I’ve had this surgery before. I blew out my right ACL when I was fourteen playing soccer. Rehab was difficult; I remember lots of pain. But when I think about this part of the rehab – the sitting in bed hooked up to both a cold therapy unit and a “bendy thingy” (a machine that constantly bends and straightens your knee, I still don’t know what it’s called so I stick to my fourteen-year old description) – it wasn’t so bad. I had friends in and out to visit, a TV with the original Nintendo five feet in front of my face, books galore (I preferred those to the video games), and a mom who did my laundry, cooked my meals, and drove me here and there because she was my mom and I was fourteen and that’s what she did even when I wasn’t recovering from surgery.

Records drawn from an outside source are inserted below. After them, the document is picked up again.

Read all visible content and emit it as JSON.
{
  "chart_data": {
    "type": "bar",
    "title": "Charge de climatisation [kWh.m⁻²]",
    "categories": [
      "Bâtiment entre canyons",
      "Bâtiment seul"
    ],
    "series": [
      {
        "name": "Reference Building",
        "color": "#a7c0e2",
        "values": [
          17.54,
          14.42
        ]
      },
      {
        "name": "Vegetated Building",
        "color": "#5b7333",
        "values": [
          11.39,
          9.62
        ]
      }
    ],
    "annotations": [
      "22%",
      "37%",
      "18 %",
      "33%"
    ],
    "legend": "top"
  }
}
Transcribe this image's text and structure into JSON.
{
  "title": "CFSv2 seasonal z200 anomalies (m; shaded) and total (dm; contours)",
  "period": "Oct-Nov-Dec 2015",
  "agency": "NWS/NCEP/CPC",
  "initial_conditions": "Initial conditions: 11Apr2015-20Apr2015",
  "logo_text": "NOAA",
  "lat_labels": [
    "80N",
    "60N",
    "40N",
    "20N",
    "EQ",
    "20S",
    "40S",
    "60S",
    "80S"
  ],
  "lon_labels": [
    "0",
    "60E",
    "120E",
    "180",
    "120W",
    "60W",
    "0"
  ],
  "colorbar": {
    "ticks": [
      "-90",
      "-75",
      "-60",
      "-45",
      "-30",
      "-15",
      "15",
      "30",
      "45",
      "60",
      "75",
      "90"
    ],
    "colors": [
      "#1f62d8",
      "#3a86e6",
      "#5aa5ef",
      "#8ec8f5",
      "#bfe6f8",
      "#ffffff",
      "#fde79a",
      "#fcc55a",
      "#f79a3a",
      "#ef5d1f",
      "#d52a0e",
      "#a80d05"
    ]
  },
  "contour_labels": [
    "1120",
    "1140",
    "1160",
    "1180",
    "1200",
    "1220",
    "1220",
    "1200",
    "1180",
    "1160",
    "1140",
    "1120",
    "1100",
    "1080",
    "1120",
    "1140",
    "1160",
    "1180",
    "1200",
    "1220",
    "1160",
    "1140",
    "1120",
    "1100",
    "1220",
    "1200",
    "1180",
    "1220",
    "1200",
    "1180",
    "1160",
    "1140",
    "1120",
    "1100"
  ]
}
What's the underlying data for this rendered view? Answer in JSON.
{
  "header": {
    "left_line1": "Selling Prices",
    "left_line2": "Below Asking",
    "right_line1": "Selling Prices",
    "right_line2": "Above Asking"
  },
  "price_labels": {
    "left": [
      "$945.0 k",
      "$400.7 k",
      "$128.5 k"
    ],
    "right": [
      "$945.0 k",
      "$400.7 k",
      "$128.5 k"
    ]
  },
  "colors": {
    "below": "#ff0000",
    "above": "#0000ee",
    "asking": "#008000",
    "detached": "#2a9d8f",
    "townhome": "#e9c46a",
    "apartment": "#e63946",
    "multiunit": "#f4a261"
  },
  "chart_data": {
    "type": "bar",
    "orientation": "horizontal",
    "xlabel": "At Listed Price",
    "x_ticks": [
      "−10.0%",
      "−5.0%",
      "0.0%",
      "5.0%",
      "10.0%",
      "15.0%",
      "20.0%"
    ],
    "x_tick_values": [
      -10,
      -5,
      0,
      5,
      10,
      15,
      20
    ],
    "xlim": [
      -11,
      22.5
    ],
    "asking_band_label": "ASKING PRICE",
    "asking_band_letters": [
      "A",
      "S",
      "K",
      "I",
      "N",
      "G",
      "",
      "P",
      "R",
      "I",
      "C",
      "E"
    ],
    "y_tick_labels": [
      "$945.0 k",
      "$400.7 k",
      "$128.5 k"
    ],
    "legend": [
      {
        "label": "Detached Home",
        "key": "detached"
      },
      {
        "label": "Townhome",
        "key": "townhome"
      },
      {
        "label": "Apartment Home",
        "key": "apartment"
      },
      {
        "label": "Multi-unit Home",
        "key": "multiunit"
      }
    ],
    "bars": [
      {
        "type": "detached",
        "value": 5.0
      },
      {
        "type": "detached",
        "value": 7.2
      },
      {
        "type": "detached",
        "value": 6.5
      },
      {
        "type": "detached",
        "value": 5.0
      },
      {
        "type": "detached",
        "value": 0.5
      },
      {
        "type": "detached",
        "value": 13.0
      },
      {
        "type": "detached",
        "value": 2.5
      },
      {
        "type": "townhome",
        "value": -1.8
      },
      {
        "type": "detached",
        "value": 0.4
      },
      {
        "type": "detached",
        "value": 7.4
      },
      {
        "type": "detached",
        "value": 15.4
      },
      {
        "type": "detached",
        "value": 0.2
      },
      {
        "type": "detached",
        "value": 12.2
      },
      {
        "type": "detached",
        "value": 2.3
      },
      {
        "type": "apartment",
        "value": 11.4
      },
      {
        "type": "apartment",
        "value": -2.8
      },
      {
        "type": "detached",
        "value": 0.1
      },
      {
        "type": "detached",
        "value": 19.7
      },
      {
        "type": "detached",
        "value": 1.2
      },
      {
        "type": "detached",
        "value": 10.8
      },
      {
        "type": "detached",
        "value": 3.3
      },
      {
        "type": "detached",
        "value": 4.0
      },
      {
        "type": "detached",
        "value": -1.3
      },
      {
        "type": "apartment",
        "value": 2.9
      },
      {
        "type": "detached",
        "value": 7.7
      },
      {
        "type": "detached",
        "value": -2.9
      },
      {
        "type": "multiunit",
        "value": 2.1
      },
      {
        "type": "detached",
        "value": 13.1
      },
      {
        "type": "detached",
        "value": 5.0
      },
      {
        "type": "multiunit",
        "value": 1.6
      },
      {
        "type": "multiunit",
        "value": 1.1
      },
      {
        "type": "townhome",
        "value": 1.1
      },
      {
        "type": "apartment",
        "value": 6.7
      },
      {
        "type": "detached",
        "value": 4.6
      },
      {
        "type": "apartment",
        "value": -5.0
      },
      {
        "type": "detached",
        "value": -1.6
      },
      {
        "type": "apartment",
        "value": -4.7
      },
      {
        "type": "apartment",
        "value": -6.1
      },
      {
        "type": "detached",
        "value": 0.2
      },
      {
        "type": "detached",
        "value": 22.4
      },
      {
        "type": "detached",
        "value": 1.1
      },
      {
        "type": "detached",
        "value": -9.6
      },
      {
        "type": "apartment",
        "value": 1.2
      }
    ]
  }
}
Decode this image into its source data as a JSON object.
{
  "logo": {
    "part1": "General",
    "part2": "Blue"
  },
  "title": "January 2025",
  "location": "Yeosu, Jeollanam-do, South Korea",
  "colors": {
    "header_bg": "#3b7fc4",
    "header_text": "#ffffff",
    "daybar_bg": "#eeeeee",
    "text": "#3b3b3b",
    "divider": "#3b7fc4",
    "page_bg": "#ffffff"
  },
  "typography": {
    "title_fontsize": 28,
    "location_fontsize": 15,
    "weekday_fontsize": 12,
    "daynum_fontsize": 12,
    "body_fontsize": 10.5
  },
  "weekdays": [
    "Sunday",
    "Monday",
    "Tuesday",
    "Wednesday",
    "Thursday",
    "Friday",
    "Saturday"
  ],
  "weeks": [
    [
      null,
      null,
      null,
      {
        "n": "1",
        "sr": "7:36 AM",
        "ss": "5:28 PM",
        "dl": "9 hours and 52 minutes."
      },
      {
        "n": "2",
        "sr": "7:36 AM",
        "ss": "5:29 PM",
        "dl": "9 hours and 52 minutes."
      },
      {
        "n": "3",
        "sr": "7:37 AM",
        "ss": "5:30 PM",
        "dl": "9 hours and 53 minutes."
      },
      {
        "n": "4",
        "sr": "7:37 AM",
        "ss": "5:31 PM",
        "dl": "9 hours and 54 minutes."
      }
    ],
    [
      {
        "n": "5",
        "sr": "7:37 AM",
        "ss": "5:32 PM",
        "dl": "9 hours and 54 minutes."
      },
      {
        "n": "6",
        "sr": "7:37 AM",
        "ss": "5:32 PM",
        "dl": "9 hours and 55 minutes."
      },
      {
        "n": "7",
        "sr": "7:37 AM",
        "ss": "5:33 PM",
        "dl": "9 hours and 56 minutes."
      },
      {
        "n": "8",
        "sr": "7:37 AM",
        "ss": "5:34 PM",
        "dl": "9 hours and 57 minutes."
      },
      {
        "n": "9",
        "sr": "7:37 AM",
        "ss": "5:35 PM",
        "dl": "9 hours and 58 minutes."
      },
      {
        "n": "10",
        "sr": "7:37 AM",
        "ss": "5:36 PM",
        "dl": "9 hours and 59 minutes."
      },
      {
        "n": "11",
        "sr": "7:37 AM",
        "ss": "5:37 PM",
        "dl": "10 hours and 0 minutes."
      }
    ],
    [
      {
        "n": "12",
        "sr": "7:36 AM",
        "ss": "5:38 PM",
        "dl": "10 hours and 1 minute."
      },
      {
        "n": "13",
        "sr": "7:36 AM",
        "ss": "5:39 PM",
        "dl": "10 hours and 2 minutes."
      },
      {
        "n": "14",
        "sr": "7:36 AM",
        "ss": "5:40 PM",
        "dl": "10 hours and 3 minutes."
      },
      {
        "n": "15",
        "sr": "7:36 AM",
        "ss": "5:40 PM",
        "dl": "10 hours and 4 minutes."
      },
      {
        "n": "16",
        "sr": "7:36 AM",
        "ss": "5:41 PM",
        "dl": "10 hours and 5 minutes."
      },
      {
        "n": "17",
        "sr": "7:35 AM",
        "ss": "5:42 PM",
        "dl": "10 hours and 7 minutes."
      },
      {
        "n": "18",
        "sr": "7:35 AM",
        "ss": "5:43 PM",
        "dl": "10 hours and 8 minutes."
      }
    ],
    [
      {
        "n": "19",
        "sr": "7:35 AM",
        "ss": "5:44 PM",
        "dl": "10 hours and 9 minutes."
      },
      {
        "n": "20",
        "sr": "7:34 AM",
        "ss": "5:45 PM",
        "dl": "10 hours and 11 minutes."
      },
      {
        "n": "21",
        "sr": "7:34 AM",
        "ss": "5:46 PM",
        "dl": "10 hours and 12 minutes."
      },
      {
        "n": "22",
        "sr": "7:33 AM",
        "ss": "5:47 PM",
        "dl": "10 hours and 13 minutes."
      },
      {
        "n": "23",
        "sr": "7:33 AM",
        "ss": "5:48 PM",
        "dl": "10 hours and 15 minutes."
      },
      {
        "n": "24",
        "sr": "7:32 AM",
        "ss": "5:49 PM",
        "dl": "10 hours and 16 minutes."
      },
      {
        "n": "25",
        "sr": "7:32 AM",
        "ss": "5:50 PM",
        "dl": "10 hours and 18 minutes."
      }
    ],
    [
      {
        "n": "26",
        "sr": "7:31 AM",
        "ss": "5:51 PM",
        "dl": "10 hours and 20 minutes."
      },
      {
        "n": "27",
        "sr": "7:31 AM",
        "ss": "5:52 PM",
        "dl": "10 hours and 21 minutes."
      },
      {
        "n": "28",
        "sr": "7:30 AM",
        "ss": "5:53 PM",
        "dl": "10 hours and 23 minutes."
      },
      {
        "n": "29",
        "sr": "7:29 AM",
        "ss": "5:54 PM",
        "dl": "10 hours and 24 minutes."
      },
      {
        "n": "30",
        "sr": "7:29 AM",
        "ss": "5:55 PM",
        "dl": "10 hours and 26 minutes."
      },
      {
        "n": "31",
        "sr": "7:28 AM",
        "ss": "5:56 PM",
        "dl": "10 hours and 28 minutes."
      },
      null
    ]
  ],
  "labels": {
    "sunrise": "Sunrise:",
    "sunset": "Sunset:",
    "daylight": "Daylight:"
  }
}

This time around, however, it’s been agony to sit around and let other people take care of me and my kids. It’s only been a week and I think I’ve cried out of helpless frustration every day. Okay, before I go further, please hear me out. I am not, oh gosh no, not trying to convince you that I deserve pity. My life is not hard, my circumstance is hard only when I let it be, and this phase will be over in a blink of an eye…though right now that eyelid is traveling slower than a snail over super glue. My point in all of this is to publicly declare, before the two witnesses that read this, that I love being a mom and I love caring for my children.
Now for the bottom-bottom line, as a dedication to all you moms who are too busy to sit and watch your children from a distance, keep your heads up. Don’t get so overwhelmed in the minute-by-minute, snot wipe-by-snot wipe, shoelace-by-shoelace moments that you forget what an incredible blessing those small people are in your life. It is a precious and terribly, terribly fleeting time that we will have the untainted audience of our children. May we be faithful to impart on their hearts the amazing message that their Creator loves them and wants them to find the fullness of life in His family. And lest this seems too heavy a task for such an impatient, or frustrated, or short-tempered mother as you (and most definitely me) remember that we are not trying to be perfect to or for our kids, we are merely trying to be avenues to the Perfect One. We should not be pointing at ourselves and saying “be like me,” we should be pointing at Christ and saying “be like Him.”
Indeed, “What does it profit a man if he gains the whole world but loses his soul?” A slight modification serves as a gentle reminder to my distracted, miss-the-forest-for-the-trees mind, “What good has a mom done her kids if they [become a doctor, win soccer championships, own an iPad, live in a Target-designed bedroom, play a musical instrument, eat organic, wear the cutest outfit] but lose their soul?” Heaven forbid we get so caught up in the jelly stains on their t-shirt that we forget about, or worse, ignore the sin-stained heart underneath.